The study found that statin initiation was associated with a 32% reduction in all-cause mortality, with a hazard ratio of 0.68 (95% CI, 0.57–0.81). Along with suggesting that statins may be beneficial in lowering the risk of all-cause mortality in patients with AS and PsA, Dr. Oza said the results suggest that “the magnitude of this mortality reduction is larger than large meta-analyses of the general population, on the order of 9–14%.”
Dr. Oza said that a future study will look at biologic treatment and adherence, because the current study did not include these medications.
Lowering Uric Acid Improves Chronic Kidney Disease
Gerald D. Levy, MD, rheumatologist, Kaiser Permanente, Downey, Calif., presented data from a large retrospective cohort of patients with hyperuricemia that showed that lowering uric acid (UA) levels to below 6 mg/dL improved both hyperuricemia and chronic kidney disease (CKD).

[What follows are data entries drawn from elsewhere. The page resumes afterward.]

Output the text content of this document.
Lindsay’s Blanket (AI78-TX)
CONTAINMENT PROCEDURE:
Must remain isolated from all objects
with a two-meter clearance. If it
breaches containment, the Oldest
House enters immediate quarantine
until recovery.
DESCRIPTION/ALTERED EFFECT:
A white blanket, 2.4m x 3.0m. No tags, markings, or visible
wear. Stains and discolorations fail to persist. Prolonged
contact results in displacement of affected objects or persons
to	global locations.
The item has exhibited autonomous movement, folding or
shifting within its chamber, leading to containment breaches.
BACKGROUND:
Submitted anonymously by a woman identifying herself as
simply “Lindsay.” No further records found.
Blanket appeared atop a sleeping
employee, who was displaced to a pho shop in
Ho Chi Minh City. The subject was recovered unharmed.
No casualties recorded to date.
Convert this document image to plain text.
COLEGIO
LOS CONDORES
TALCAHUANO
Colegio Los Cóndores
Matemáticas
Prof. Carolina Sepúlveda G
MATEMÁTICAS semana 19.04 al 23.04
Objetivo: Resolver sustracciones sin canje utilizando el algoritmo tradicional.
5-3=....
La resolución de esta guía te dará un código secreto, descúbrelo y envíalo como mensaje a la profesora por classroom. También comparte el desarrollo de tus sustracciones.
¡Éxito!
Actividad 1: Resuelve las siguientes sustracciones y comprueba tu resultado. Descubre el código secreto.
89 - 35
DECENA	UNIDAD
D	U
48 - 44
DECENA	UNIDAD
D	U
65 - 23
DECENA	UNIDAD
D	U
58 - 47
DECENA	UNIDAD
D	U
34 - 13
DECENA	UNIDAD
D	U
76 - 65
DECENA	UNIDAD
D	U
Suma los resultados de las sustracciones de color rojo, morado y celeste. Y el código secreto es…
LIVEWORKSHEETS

According to Dr. Levy, these benefits were seen in 6% of patients who achieved the targeted UA goal compared with patients who did not achieve this goal.
The study also found that CKD stage was an important factor in which patients improved after UA lowering therapy, with 3% of patients with stage II CKD improving and nearly 10% of patients with stage III CKD stage improving. The study found no benefit in patients with stage IV CKD.
These results, emphasized Dr. Levy, indicate the need to monitor patients with hyperuricemia and CKD. “Consider utilizing urate-lowering therapy in addition to the usual ‘tools’ of optimizing glucose and blood pressure control,” he said, “along with ACE and ARBs to stabilize and possibly improve renal function.”
Dr. Levy also pointed out the need for rheumatologists to better educate primary care physicians on the need to assess and monitor uric acid levels not only for diagnosing and treating gout, but also for the connection between high uric acid levels and renal disease. “Numerous studies show that primary care physicians under-diagnose and under-treat this generally, easily controlled disease,” he said. “This led to unnecessary pain and lost function by millions of patients.”
Saying that the current guidelines on uric acid give mixed messages and focus largely on gout, he emphasized that published data show the importance of normalizing uric acid for CKD benefit (current study) as well as for cardiac and cerebral benefits. “To focus only on the aspect of acute gout attacks is likely to lead to more [emergency department] visits, with the associated costs, lost work and wages, and patients who ultimately develop renal, cardiac and cerebral problems that could be avoided simply by using a well-tolerated relatively inexpensive medication,” he said.